As Markets Rebound, This 1 Stock Could Start a Buyout Binge

The stock market has done a good job of recovering so far this week, and on Friday morning, it appeared that market indexes would continue their upward trajectory. The Federal Reserve is still aggressively fighting inflation by sending short-term interest rates higher, but the bond market has seemed to believe that recessionary pressures could come into play and limit the extent to which the Fed can tighten its monetary policy. As of 8:15 am ET, futures on the Dow Jones Industrial Average (^DJI 2.01%) had risen 200 points to 30,872. S&P 500 (^GSPC 2.19%) futures had gained 25 points to 3,825, and Nasdaq Composite (^IXIC 2.26%) futures had picked up 78 points to 11,816.

Declines in the tech stock universe have been far larger than what others have seen, and that has made many individual investors wary of putting money to work in the sector. However, institutional investors have had a lot more confidence in the long-term prospects for some innovative companies, and they’re starting to go bottom-fishing in order to pick up potential bargains. The latest target appears to be Zendesk (ZEN 27.38%)but it might well not be the last, and investors in hard-hit companies should be prepared for a rash of similar buyout bids that could leave them feeling disappointed.

Zendesk at half-off

Shares of Zendesk had been up nearly 50% in premarket trading on Friday morning before dropping back to a 30% gain. The customer-service cloud software platform provider announced it had made an agreement to get taken private by a group of institutional investors.

Reports surfaced late Thursday that a group of buyout specialists, including Hellman & Friedman and Permira, could be looking at making a deal to acquire Zendesk. The companies announced a final deal Friday morning. The decision stood in stark contrast to what Zendesk’s management has said, arguing that it intends to remain independent and publicly traded in the wake of its having completed a strategic review to assess potential options.

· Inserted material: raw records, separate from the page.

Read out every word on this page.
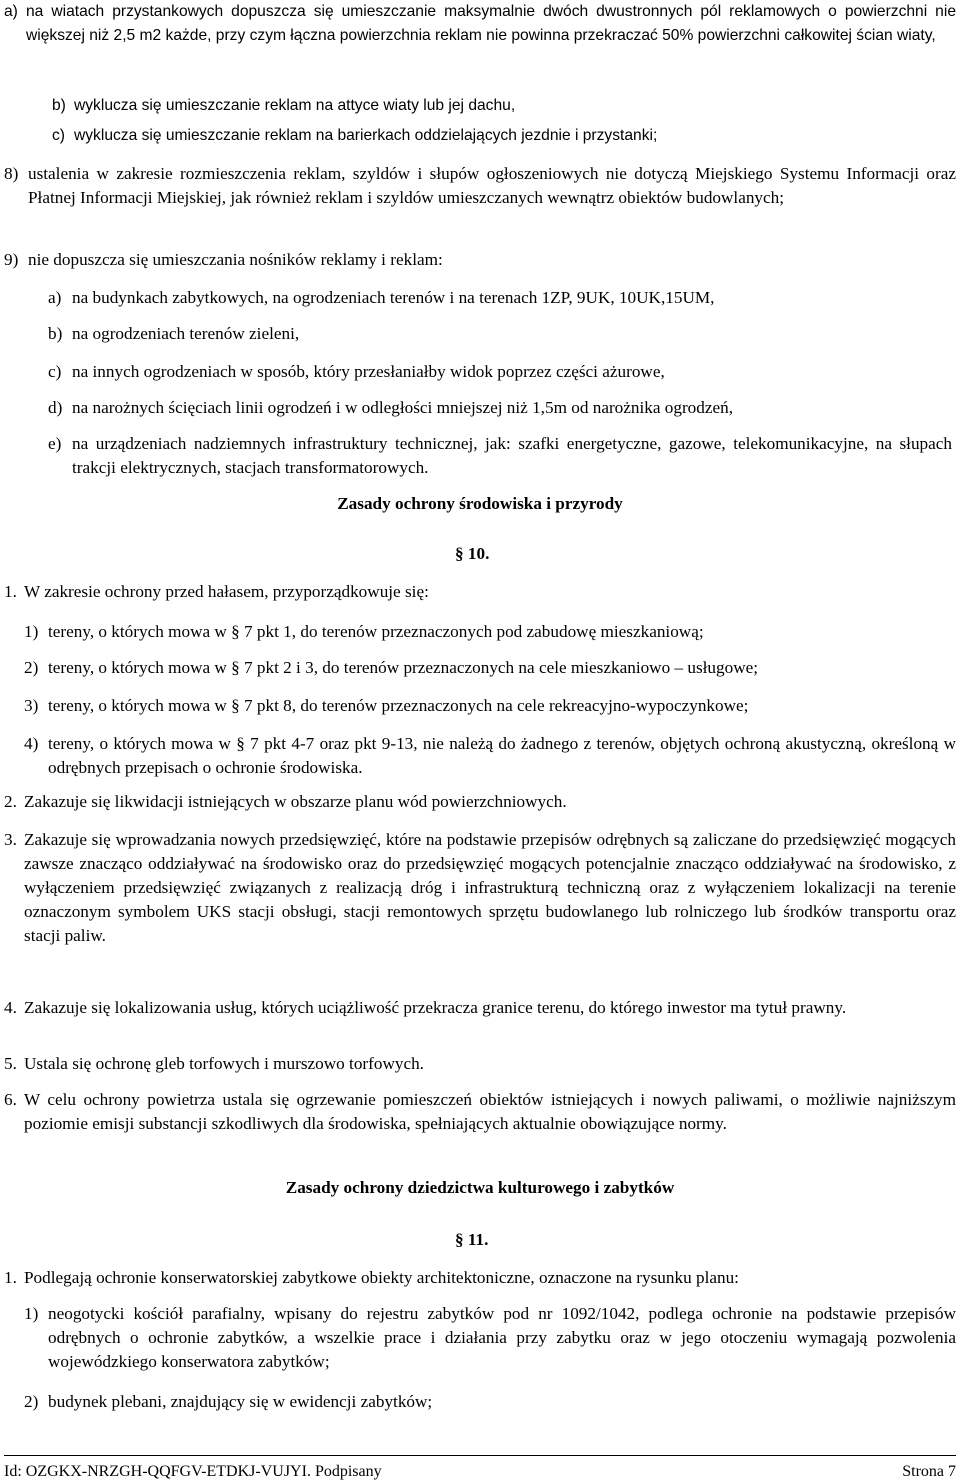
a) na wiatach przystankowych dopuszcza się umieszczanie maksymalnie dwóch dwustronnych pól reklamowych o powierzchni nie większej niż 2,5 m2 każde, przy czym łączna powierzchnia reklam nie powinna przekraczać 50% powierzchni całkowitej ścian wiaty,
b) wyklucza się umieszczanie reklam na attyce wiaty lub jej dachu,
c) wyklucza się umieszczanie reklam na barierkach oddzielających jezdnie i przystanki;
8) ustalenia w zakresie rozmieszczenia reklam, szyldów i słupów ogłoszeniowych nie dotyczą Miejskiego Systemu Informacji oraz Płatnej Informacji Miejskiej, jak również reklam i szyldów umieszczanych wewnątrz obiektów budowlanych;
9) nie dopuszcza się umieszczania nośników reklamy i reklam:
a) na budynkach zabytkowych, na ogrodzeniach terenów i na terenach 1ZP, 9UK, 10UK,15UM,
b) na ogrodzeniach terenów zieleni,
c) na innych ogrodzeniach w sposób, który przesłaniałby widok poprzez części ażurowe,
d) na narożnych ścięciach linii ogrodzeń i w odległości mniejszej niż 1,5m od narożnika ogrodzeń,
e) na urządzeniach nadziemnych infrastruktury technicznej, jak: szafki energetyczne, gazowe, telekomunikacyjne, na słupach trakcji elektrycznych, stacjach transformatorowych.

Zasady ochrony środowiska i przyrody

§ 10.

1. W zakresie ochrony przed hałasem, przyporządkowuje się:
1) tereny, o których mowa w § 7 pkt 1, do terenów przeznaczonych pod zabudowę mieszkaniową;
2) tereny, o których mowa w § 7 pkt 2 i 3, do terenów przeznaczonych na cele mieszkaniowo – usługowe;
3) tereny, o których mowa w § 7 pkt 8, do terenów przeznaczonych na cele rekreacyjno-wypoczynkowe;
4) tereny, o których mowa w § 7 pkt 4-7 oraz pkt 9-13, nie należą do żadnego z terenów, objętych ochroną akustyczną, określoną w odrębnych przepisach o ochronie środowiska.
2. Zakazuje się likwidacji istniejących w obszarze planu wód powierzchniowych.
3. Zakazuje się wprowadzania nowych przedsięwzięć, które na podstawie przepisów odrębnych są zaliczane do przedsięwzięć mogących zawsze znacząco oddziaływać na środowisko oraz do przedsięwzięć mogących potencjalnie znacząco oddziaływać na środowisko, z wyłączeniem przedsięwzięć związanych z realizacją dróg i infrastrukturą techniczną oraz z wyłączeniem lokalizacji na terenie oznaczonym symbolem UKS stacji obsługi, stacji remontowych sprzętu budowlanego lub rolniczego lub środków transportu oraz stacji paliw.
4. Zakazuje się lokalizowania usług, których uciążliwość przekracza granice terenu, do którego inwestor ma tytuł prawny.
5. Ustala się ochronę gleb torfowych i murszowo torfowych.
6. W celu ochrony powietrza ustala się ogrzewanie pomieszczeń obiektów istniejących i nowych paliwami, o możliwie najniższym poziomie emisji substancji szkodliwych dla środowiska, spełniających aktualnie obowiązujące normy.

Zasady ochrony dziedzictwa kulturowego i zabytków

§ 11.

1. Podlegają ochronie konserwatorskiej zabytkowe obiekty architektoniczne, oznaczone na rysunku planu:
1) neogotycki kościół parafialny, wpisany do rejestru zabytków pod nr 1092/1042, podlega ochronie na podstawie przepisów odrębnych o ochronie zabytków, a wszelkie prace i działania przy zabytku oraz w jego otoczeniu wymagają pozwolenia wojewódzkiego konserwatora zabytków;
2) budynek plebani, znajdujący się w ewidencji zabytków;
Id: OZGKX-NRZGH-QQFGV-ETDKJ-VUJYI. Podpisany	Strona 7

Outside investors have been putting pressure on Zendesk for quite a while. Jana Partners engaged in a proxy battle, aiming to put directors on the Zendesk board and seeking a different strategic direction. Jana had been critical of the cloud customer-service software provider’s failed attempt to acquire Momentive Global (MNTV 5.26%)and it had also argued that Zendesk should accept an earlier buyout bid to go private that was worth roughly $127 to $132 per share.

In part because of the involved, Zendesk stock fell sharply in May after having largely withstood the downward-trending market earlier in the year. Thursday’s close was more than 60% below its 2021 all-time highs, and even after this morning’s big jump, the stock trades at less than half its best levels.

What the deal looks like

The big question when the reports of a possible buyout surfaced was when whether Zendesk would be able to use the previous $127 to $132 per share range as a starting point and then go higher from here. That proved not to be the case, as the deal values ​​Zendesk at just $77.50 per share, or $10.2 billion in all.

It was a tough blow politically for the software company to accept less than that, but the environment for tech stocks has changed quickly. Buyers proved unwilling to pay up for Zendesk after the broad-based sell-off across the sector.

If the deal goes through, Zendesk’s acquisition will have implications for the entire high-growth tech stock universe. There’s nothing more disappointing for long-term investors than to hold shares through a big downturn in the belief that the company’s business will rebound, only to see institutional investors swoop in to buy them out and get a bargain deal. Those who bought at levels closer to its highs are ending up with locked-in loss as a result of Zendesk’s accepting the much-lower offer.

Buyout bids are big paydays for short-term traders, and the Zendesk buyout could open the floodgates for other institutional investors to make similar offers for a wider range of companies. Long-term individual investors will have only a limited ability to ensure that the management teams of the businesses whose shares they own will do the right thing and let them participate in a long-term rebound.